During the first phase, the new drug’s effectiveness, dosage, method of administration, and other pertinent details are established. Now the researcher is allowed to undertake the second phase of the clinical trial that deals with trying out the new drug with patients who have one or more types of cancer. During the second phase, the number of participants also increases. These patients are those who have undergone other methods of carcinoma treatment similar to phase one patients, but because of their positive reaction of their first treatment course, they have a high chance of benefiting from this second phase clinical trial. The researchers can advance to the third and final stage of the clinical trials only if the first and the second phase proves to be successful.
During the third phase of the clinical trial, the evaluation criterion is the quality of the new drug or treatment as compared with established treatment methods. The number of patients during this phase is more than phase two. Now, the new drug is used as a first course of treatment for patients suffering from cancer. The new drug or treatment is made available for general public use only if it fulfills the norms, efficacy and safety standards as laid down by the Food and Drug Administration.
Eligibility for the Clinical trial.
Established and strict guidelines determine the eligibility for all the three phases of the clinical trials. The guidelines include considerations for the patient’s medical history, age, general physical health, his response to previous therapy methods, and other factors.
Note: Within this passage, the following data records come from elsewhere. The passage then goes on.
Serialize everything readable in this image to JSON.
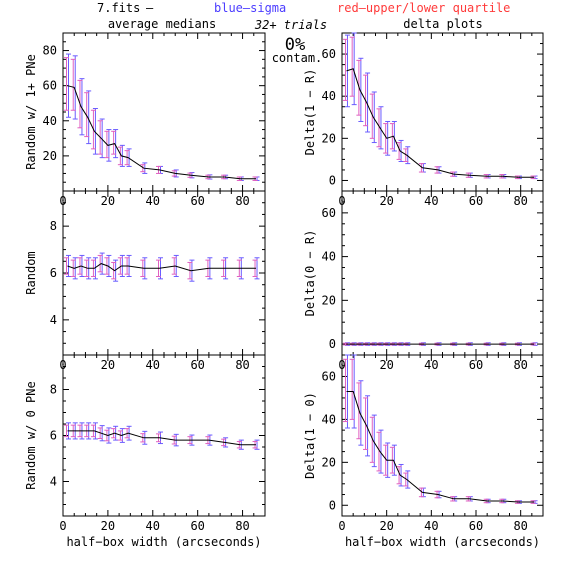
{
  "header": {
    "file": "7.fits",
    "dash": "–",
    "blue_label": "blue–sigma",
    "red_label": "red–upper/lower quartile",
    "blue_color": "#4b3cff",
    "red_color": "#ff3a3a",
    "left_title": "average medians",
    "right_title": "delta plots",
    "trials": "32+ trials",
    "contam_pct": "0%",
    "contam_word": "contam."
  },
  "colors": {
    "line": "#000000",
    "sigma": "#6a5cff",
    "quartile": "#e060c0"
  },
  "chart_data": [
    {
      "type": "line",
      "id": "p1",
      "ylabel": "Random w/ 1+ PNe",
      "xlabel": "",
      "xlim": [
        0,
        90
      ],
      "ylim": [
        0,
        90
      ],
      "xticks": [
        0,
        20,
        40,
        60,
        80
      ],
      "yticks": [
        20,
        40,
        60,
        80
      ],
      "x": [
        2,
        5,
        8,
        11,
        14,
        17,
        20,
        23,
        26,
        29,
        36,
        43,
        50,
        57,
        65,
        72,
        79,
        86
      ],
      "y": [
        60,
        59,
        48,
        42,
        34,
        30,
        26,
        27,
        20,
        19,
        13,
        12,
        10,
        9,
        8,
        8,
        7,
        7
      ],
      "sigma": [
        18,
        18,
        16,
        15,
        13,
        11,
        9,
        8,
        6,
        5,
        3,
        2,
        2,
        1.5,
        1.2,
        1,
        1,
        1
      ],
      "q_low": [
        14,
        13,
        12,
        11,
        10,
        9,
        7,
        6,
        5,
        4,
        2,
        2,
        1.5,
        1.2,
        1,
        1,
        1,
        1
      ],
      "q_high": [
        16,
        16,
        15,
        14,
        12,
        10,
        8,
        7,
        5,
        4,
        2,
        2,
        1.5,
        1.2,
        1,
        1,
        1,
        1
      ]
    },
    {
      "type": "line",
      "id": "p2",
      "ylabel": "Delta(1 − R)",
      "xlabel": "",
      "xlim": [
        0,
        90
      ],
      "ylim": [
        -5,
        70
      ],
      "xticks": [
        0,
        20,
        40,
        60,
        80
      ],
      "yticks": [
        0,
        20,
        40,
        60
      ],
      "x": [
        2,
        5,
        8,
        11,
        14,
        17,
        20,
        23,
        26,
        29,
        36,
        43,
        50,
        57,
        65,
        72,
        79,
        86
      ],
      "y": [
        52,
        53,
        43,
        37,
        30,
        25,
        20,
        21,
        14,
        12,
        6,
        5,
        3,
        2.5,
        2,
        2,
        1.5,
        1.5
      ],
      "sigma": [
        17,
        17,
        15,
        14,
        12,
        10,
        8,
        7,
        5,
        4,
        2,
        1.5,
        1,
        1,
        0.8,
        0.8,
        0.6,
        0.6
      ],
      "q_low": [
        14,
        13,
        12,
        11,
        10,
        9,
        7,
        6,
        4,
        3,
        2,
        1.5,
        1,
        1,
        0.8,
        0.8,
        0.6,
        0.6
      ],
      "q_high": [
        15,
        15,
        14,
        13,
        11,
        9,
        7,
        6,
        4,
        3,
        2,
        1.5,
        1,
        1,
        0.8,
        0.8,
        0.6,
        0.6
      ]
    },
    {
      "type": "line",
      "id": "p3",
      "ylabel": "Random",
      "xlabel": "",
      "xlim": [
        0,
        90
      ],
      "ylim": [
        2.5,
        9.5
      ],
      "xticks": [
        0,
        20,
        40,
        60,
        80
      ],
      "yticks": [
        4,
        6,
        8
      ],
      "x": [
        2,
        5,
        8,
        11,
        14,
        17,
        20,
        23,
        26,
        29,
        36,
        43,
        50,
        57,
        65,
        72,
        79,
        86
      ],
      "y": [
        6.3,
        6.2,
        6.3,
        6.2,
        6.2,
        6.4,
        6.3,
        6.1,
        6.3,
        6.3,
        6.2,
        6.2,
        6.3,
        6.1,
        6.2,
        6.2,
        6.2,
        6.2
      ],
      "sigma": [
        0.45,
        0.45,
        0.45,
        0.45,
        0.45,
        0.45,
        0.45,
        0.45,
        0.45,
        0.45,
        0.45,
        0.45,
        0.45,
        0.45,
        0.45,
        0.45,
        0.45,
        0.45
      ],
      "q_low": [
        0.35,
        0.35,
        0.35,
        0.35,
        0.35,
        0.35,
        0.35,
        0.35,
        0.35,
        0.35,
        0.35,
        0.35,
        0.35,
        0.35,
        0.35,
        0.35,
        0.35,
        0.35
      ],
      "q_high": [
        0.35,
        0.35,
        0.35,
        0.35,
        0.35,
        0.35,
        0.35,
        0.35,
        0.35,
        0.35,
        0.35,
        0.35,
        0.35,
        0.35,
        0.35,
        0.35,
        0.35,
        0.35
      ]
    },
    {
      "type": "line",
      "id": "p4",
      "ylabel": "Delta(0 − R)",
      "xlabel": "",
      "xlim": [
        0,
        90
      ],
      "ylim": [
        -5,
        70
      ],
      "xticks": [
        0,
        20,
        40,
        60,
        80
      ],
      "yticks": [
        0,
        20,
        40,
        60
      ],
      "x": [
        2,
        5,
        8,
        11,
        14,
        17,
        20,
        23,
        26,
        29,
        36,
        43,
        50,
        57,
        65,
        72,
        79,
        86
      ],
      "y": [
        0,
        0,
        0,
        0,
        0,
        0,
        0,
        0,
        0,
        0,
        0,
        0,
        0,
        0,
        0,
        0,
        0,
        0
      ],
      "sigma": [
        0.6,
        0.6,
        0.6,
        0.6,
        0.6,
        0.6,
        0.6,
        0.6,
        0.6,
        0.6,
        0.6,
        0.6,
        0.6,
        0.6,
        0.6,
        0.6,
        0.6,
        0.6
      ],
      "q_low": [
        0.4,
        0.4,
        0.4,
        0.4,
        0.4,
        0.4,
        0.4,
        0.4,
        0.4,
        0.4,
        0.4,
        0.4,
        0.4,
        0.4,
        0.4,
        0.4,
        0.4,
        0.4
      ],
      "q_high": [
        0.4,
        0.4,
        0.4,
        0.4,
        0.4,
        0.4,
        0.4,
        0.4,
        0.4,
        0.4,
        0.4,
        0.4,
        0.4,
        0.4,
        0.4,
        0.4,
        0.4,
        0.4
      ]
    },
    {
      "type": "line",
      "id": "p5",
      "ylabel": "Random w/ 0 PNe",
      "xlabel": "half−box width (arcseconds)",
      "xlim": [
        0,
        90
      ],
      "ylim": [
        2.5,
        9.5
      ],
      "xticks": [
        0,
        20,
        40,
        60,
        80
      ],
      "yticks": [
        4,
        6,
        8
      ],
      "x": [
        2,
        5,
        8,
        11,
        14,
        17,
        20,
        23,
        26,
        29,
        36,
        43,
        50,
        57,
        65,
        72,
        79,
        86
      ],
      "y": [
        6.2,
        6.2,
        6.2,
        6.2,
        6.2,
        6.1,
        6.0,
        6.1,
        6.0,
        6.1,
        5.9,
        5.9,
        5.8,
        5.8,
        5.8,
        5.7,
        5.6,
        5.6
      ],
      "sigma": [
        0.35,
        0.35,
        0.35,
        0.35,
        0.35,
        0.33,
        0.33,
        0.3,
        0.3,
        0.3,
        0.28,
        0.25,
        0.25,
        0.22,
        0.22,
        0.2,
        0.2,
        0.2
      ],
      "q_low": [
        0.25,
        0.25,
        0.25,
        0.25,
        0.25,
        0.23,
        0.23,
        0.2,
        0.2,
        0.2,
        0.18,
        0.17,
        0.17,
        0.15,
        0.15,
        0.14,
        0.14,
        0.14
      ],
      "q_high": [
        0.25,
        0.25,
        0.25,
        0.25,
        0.25,
        0.23,
        0.23,
        0.2,
        0.2,
        0.2,
        0.18,
        0.17,
        0.17,
        0.15,
        0.15,
        0.14,
        0.14,
        0.14
      ]
    },
    {
      "type": "line",
      "id": "p6",
      "ylabel": "Delta(1 − 0)",
      "xlabel": "half−box width (arcseconds)",
      "xlim": [
        0,
        90
      ],
      "ylim": [
        -5,
        70
      ],
      "xticks": [
        0,
        20,
        40,
        60,
        80
      ],
      "yticks": [
        0,
        20,
        40,
        60
      ],
      "x": [
        2,
        5,
        8,
        11,
        14,
        17,
        20,
        23,
        26,
        29,
        36,
        43,
        50,
        57,
        65,
        72,
        79,
        86
      ],
      "y": [
        53,
        53,
        43,
        37,
        30,
        25,
        21,
        21,
        14,
        12,
        6,
        5,
        3,
        3,
        2,
        2,
        1.5,
        1.5
      ],
      "sigma": [
        17,
        17,
        15,
        14,
        12,
        10,
        8,
        7,
        5,
        4,
        2,
        1.5,
        1,
        1,
        0.8,
        0.8,
        0.6,
        0.6
      ],
      "q_low": [
        14,
        13,
        12,
        11,
        10,
        9,
        7,
        6,
        4,
        3,
        2,
        1.5,
        1,
        1,
        0.8,
        0.8,
        0.6,
        0.6
      ],
      "q_high": [
        15,
        15,
        14,
        13,
        11,
        9,
        7,
        6,
        4,
        3,
        2,
        1.5,
        1,
        1,
        0.8,
        0.8,
        0.6,
        0.6
      ]
    }
  ]
}
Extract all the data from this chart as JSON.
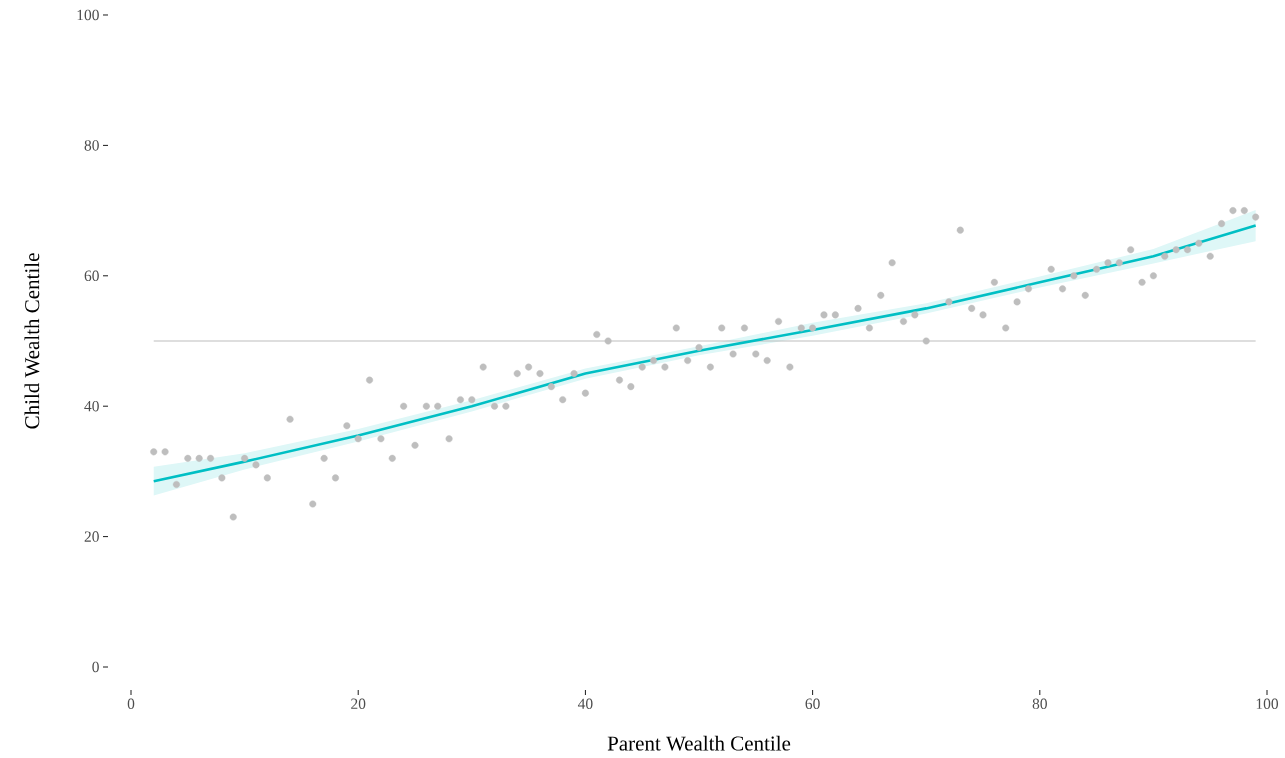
{
  "chart_data": {
    "type": "scatter",
    "xlabel": "Parent Wealth Centile",
    "ylabel": "Child Wealth Centile",
    "xlim": [
      0,
      100
    ],
    "ylim": [
      0,
      100
    ],
    "xticks": [
      0,
      20,
      40,
      60,
      80,
      100
    ],
    "yticks": [
      0,
      20,
      40,
      60,
      80,
      100
    ],
    "grid": false,
    "ref_lines": [
      {
        "axis": "y",
        "value": 50,
        "color": "#bdbdbd"
      }
    ],
    "series": [
      {
        "marker": "circle",
        "color": "#bebebe",
        "x": [
          2,
          3,
          4,
          5,
          6,
          7,
          8,
          9,
          10,
          11,
          12,
          14,
          16,
          17,
          18,
          19,
          20,
          21,
          22,
          23,
          24,
          25,
          26,
          27,
          28,
          29,
          30,
          31,
          32,
          33,
          34,
          35,
          36,
          37,
          38,
          39,
          40,
          41,
          42,
          43,
          44,
          45,
          46,
          47,
          48,
          49,
          50,
          51,
          52,
          53,
          54,
          55,
          56,
          57,
          58,
          59,
          60,
          61,
          62,
          64,
          65,
          66,
          67,
          68,
          69,
          70,
          72,
          73,
          74,
          75,
          76,
          77,
          78,
          79,
          81,
          82,
          83,
          84,
          85,
          86,
          87,
          88,
          89,
          90,
          91,
          92,
          93,
          94,
          95,
          96,
          97,
          98,
          99
        ],
        "values": [
          33,
          33,
          28,
          32,
          32,
          32,
          29,
          23,
          32,
          31,
          29,
          38,
          25,
          32,
          29,
          37,
          35,
          44,
          35,
          32,
          40,
          34,
          40,
          40,
          35,
          41,
          41,
          46,
          40,
          40,
          45,
          46,
          45,
          43,
          41,
          45,
          42,
          51,
          50,
          44,
          43,
          46,
          47,
          46,
          52,
          47,
          49,
          46,
          52,
          48,
          52,
          48,
          47,
          53,
          46,
          52,
          52,
          54,
          54,
          55,
          52,
          57,
          62,
          53,
          54,
          50,
          56,
          67,
          55,
          54,
          59,
          52,
          56,
          58,
          61,
          58,
          60,
          57,
          61,
          62,
          62,
          64,
          59,
          60,
          63,
          64,
          64,
          65,
          63,
          68,
          70,
          70,
          69
        ]
      },
      {
        "type": "line",
        "marker": "none",
        "color": "#00bfc4",
        "x": [
          2,
          10,
          20,
          30,
          40,
          50,
          60,
          70,
          80,
          90,
          99
        ],
        "values": [
          28.5,
          31.5,
          35.5,
          40,
          45,
          48.5,
          51.7,
          55,
          59,
          63,
          67.7
        ],
        "lower": [
          26.3,
          30.3,
          34.6,
          39.2,
          44.2,
          47.8,
          50.8,
          54.2,
          58.2,
          61.9,
          65.3
        ],
        "upper": [
          30.7,
          32.8,
          36.5,
          40.9,
          45.8,
          49.2,
          52.8,
          55.8,
          59.9,
          64.1,
          70.1
        ]
      }
    ]
  }
}
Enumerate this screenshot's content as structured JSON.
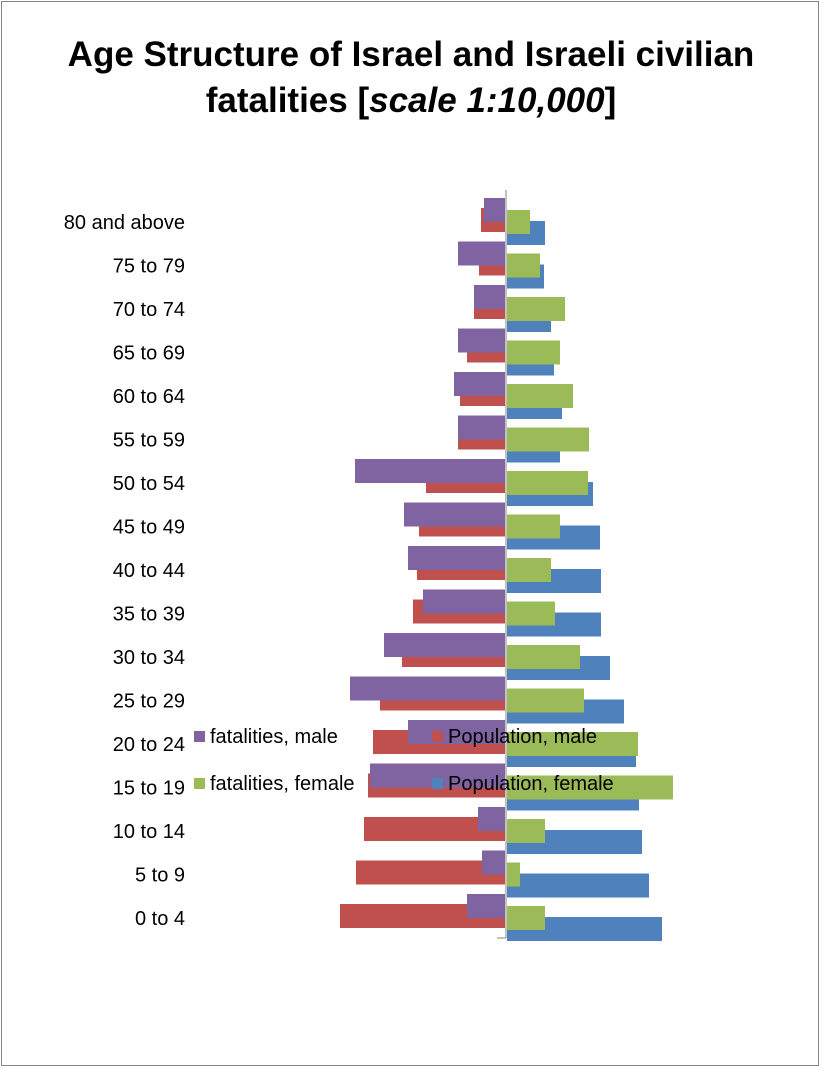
{
  "chart_data": {
    "type": "bar",
    "orientation": "horizontal",
    "layout": "population-pyramid",
    "title": "Age Structure of Israel and Israeli civilian fatalities [scale 1:10,000]",
    "title_line1": "Age Structure of Israel and Israeli civilian",
    "title_line2_prefix": "fatalities [",
    "title_line2_italic": "scale 1:10,000",
    "title_line2_suffix": "]",
    "categories": [
      "0 to 4",
      "5 to 9",
      "10 to 14",
      "15 to 19",
      "20 to 24",
      "25 to 29",
      "30 to 34",
      "35 to 39",
      "40 to 44",
      "45 to 49",
      "50 to 54",
      "55 to 59",
      "60 to 64",
      "65 to 69",
      "70 to 74",
      "75 to 79",
      "80 and above"
    ],
    "series": [
      {
        "name": "fatalities, male",
        "side": "left",
        "color": "#8064a2",
        "values": [
          38,
          23,
          27,
          135,
          97,
          155,
          121,
          82,
          97,
          101,
          150,
          47,
          51,
          47,
          31,
          47,
          21
        ]
      },
      {
        "name": "Population, male",
        "side": "left",
        "color": "#c0504d",
        "values": [
          165,
          149,
          141,
          137,
          132,
          125,
          103,
          92,
          88,
          86,
          79,
          47,
          45,
          38,
          31,
          26,
          24
        ]
      },
      {
        "name": "fatalities, female",
        "side": "right",
        "color": "#9bbb59",
        "values": [
          38,
          13,
          38,
          166,
          131,
          77,
          73,
          48,
          44,
          53,
          81,
          82,
          66,
          53,
          58,
          33,
          23
        ]
      },
      {
        "name": "Population, female",
        "side": "right",
        "color": "#4f81bd",
        "values": [
          155,
          142,
          135,
          132,
          129,
          117,
          103,
          94,
          94,
          93,
          86,
          53,
          55,
          47,
          44,
          37,
          38
        ]
      }
    ],
    "legend": {
      "position": "bottom",
      "order": [
        "fatalities, male",
        "Population, male",
        "fatalities, female",
        "Population, female"
      ]
    },
    "grid": false,
    "axis_ticks": "none"
  }
}
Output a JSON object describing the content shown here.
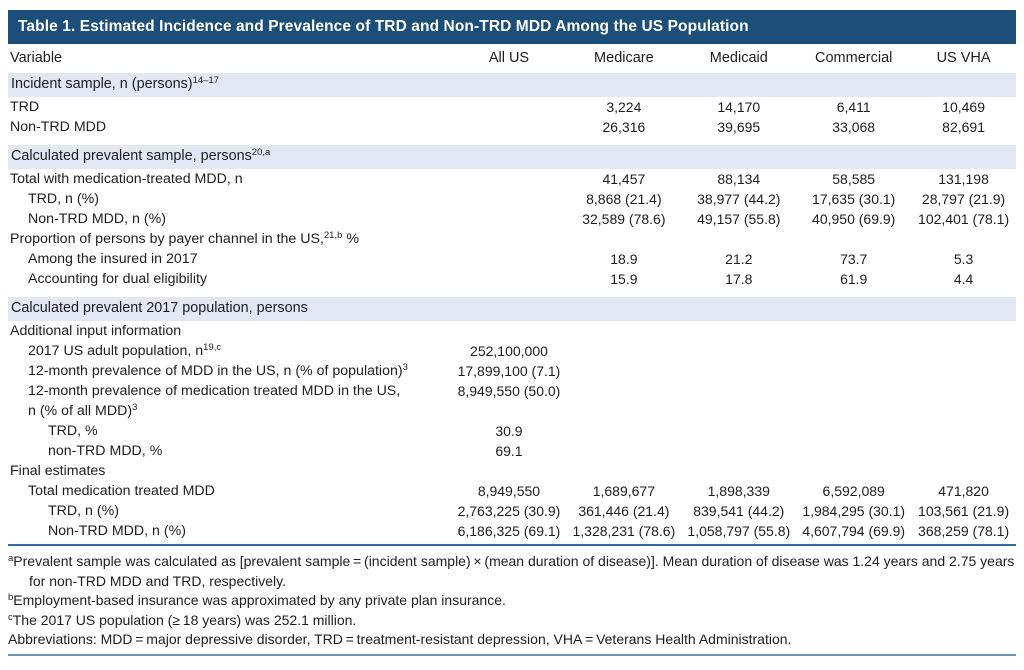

Only after the participant has agreed to the researcher’s laid down stipulations, is the person allowed to take the clinical trial. Stipulations may include signing a consent form, one or more visits for testing and evaluation, and a possible overnight stay at the hospital in order to receive the treatment or for observation purposes.
Many physicians who treat cancer patients know the results of the current research trials. One can independently find out online through the Internet, the results of the clinical trials being conducted by an oncologist, by consulting the Physician’s Data Query, the National Cancer Institute, and the Cancer Information Service.